Calculating replacement level
In a standard 12-team league, the replacement level player for each position will be on average the 18th catcher (30th in two-catcher leagues), 24th first baseman, 19th second baseman, 21st third baseman, 19th shortstop and 50th outfielder. To find the replacement level for each position, I averaged the projected OPS for the first replacement level player, and then the players projected before and after him. So for the catcher position, I average the 17th, 18th and 19th best catchers to end up with one expected projection for the replacement level catcher.
Below is a chart of the results with the 2009 numbers being the projected replacement level for each position, thus the dotted line.
Note: C1 represents a one-catcher league, and C2 represents a multi-catcher league
Sure it is a nice looking graph, but what does it mean? The projected drop in replacement level from the outfield, second base and catcher positions means that your replacement level adjustment should be more than it was for these positions last year. Conversely, your shortstop and first base adjustments should lessen because the replacement level first basemen—the guy you can add for nothing—is projected to be better.

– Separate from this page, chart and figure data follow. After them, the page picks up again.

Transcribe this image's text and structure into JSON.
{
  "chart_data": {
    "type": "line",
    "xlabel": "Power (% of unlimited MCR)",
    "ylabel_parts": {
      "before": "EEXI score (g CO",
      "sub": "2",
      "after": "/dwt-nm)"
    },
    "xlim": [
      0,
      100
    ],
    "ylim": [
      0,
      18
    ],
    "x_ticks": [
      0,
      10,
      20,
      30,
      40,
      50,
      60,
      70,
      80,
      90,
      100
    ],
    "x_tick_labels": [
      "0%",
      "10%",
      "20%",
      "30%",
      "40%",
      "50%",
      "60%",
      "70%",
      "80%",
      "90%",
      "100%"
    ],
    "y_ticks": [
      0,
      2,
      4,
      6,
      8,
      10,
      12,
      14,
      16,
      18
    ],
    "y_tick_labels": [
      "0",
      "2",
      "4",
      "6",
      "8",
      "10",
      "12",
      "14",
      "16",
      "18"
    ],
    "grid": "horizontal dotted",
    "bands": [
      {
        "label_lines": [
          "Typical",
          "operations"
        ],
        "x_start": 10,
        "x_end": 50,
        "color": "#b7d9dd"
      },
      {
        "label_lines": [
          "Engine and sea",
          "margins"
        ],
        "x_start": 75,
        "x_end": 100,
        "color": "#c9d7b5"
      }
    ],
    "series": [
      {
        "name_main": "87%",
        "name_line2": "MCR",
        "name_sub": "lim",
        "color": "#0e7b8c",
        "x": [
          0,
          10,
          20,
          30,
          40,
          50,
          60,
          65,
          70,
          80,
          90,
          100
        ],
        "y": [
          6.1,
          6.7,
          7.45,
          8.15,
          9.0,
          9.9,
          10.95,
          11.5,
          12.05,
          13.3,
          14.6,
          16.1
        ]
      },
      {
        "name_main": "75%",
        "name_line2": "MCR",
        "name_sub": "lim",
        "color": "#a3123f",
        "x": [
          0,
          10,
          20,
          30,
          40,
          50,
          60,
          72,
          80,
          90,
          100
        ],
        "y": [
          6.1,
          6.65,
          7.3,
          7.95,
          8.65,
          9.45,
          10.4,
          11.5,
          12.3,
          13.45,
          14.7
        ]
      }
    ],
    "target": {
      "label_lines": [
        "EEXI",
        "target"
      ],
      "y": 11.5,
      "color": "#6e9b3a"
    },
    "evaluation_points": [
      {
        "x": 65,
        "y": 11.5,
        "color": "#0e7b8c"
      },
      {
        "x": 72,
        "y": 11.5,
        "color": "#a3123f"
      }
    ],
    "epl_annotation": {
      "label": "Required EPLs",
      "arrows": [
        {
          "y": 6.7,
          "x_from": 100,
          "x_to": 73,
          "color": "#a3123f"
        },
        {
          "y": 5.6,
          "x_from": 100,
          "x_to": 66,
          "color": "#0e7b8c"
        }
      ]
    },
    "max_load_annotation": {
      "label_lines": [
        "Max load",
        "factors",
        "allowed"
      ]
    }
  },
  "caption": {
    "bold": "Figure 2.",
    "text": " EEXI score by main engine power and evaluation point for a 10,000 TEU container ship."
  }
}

To make the adjustment you simply subtract the player’s OPS from his position’s replacement level OPS. For 2009 the projected values are (these are the values in the graph):
+-----+-------+ | Pos | OPS | +-----+-------+ | C1 | 0.735 | | C2 | 0.705 | | 1B | 0.791 | | 2B | 0.728 | | 3B | 0.776 | | SS | 0.727 | | OF | 0.778 | +-----+-------+
So, if you have a first baseman with an OPS of 1.000, his value is equal to that of a catcher with a .944 OPS.
Hmmm, that does not seem right. Remember that this is just the replacement level adjustment. There is another adjustment for position scarcity and it is the talent distribution adjustment. I will get into that adjustment in another article.
Deciding what replacement level exactly is and determining how to calculate it are always sticky subjects, so now I am going to point out of the possible flaws of my system.
Using OPS will bother a lot of people. I doubt using using wOBA or another stat of the sort would change the results around a lot, and I could have used wOBA only if I used Marcel instead of the THT projections. Nothing against Marcel—it always holds its own—but I cringe at the projections when it comes to younger players. In the future I might go through the same methodology using Marcel’s projected wOBA and then we can compare results.
One of the hardest things tro decide was how many players from each position are drafted. The minimum was 12, but then I had to account for batters in the UTIL spot and on the bench. Admittedly there was no real scientific approach to designation of which players are replacement level, but I did get my numbers through some logical reasoning.
To be specific, I started by saying 108 batters must be drafted. That is, nine starting batting spots multiplied by 12 teams to get 108 starting batters. Then, I decided that on average eight teams will have three bench players, with the remaining four teams holding four batters on their bench. That is 108 + (8 X 3) + (4 X 4) which equals 148. So, in the average league 148 batters are drafted. If you sum up the totals of replacement level rank for each position minus one (because the last player drafted is the player right before the first replacement level player) you get 17 + 23 + 18 + 20 + 18 + 49 which equals 145. If you account for three DHs being drafted, you get the previously deduced 148.
In calculating the replacement level production, I did not want to just take the OPS of the 18th catcher so I used a three-player average. Again, no real scientific reason behind the decision to do that, but I feel it worked out well.
Obviously my methodology is not the tightest, so I am open to suggestions to improve the way I went about this. You can leave those in the comments.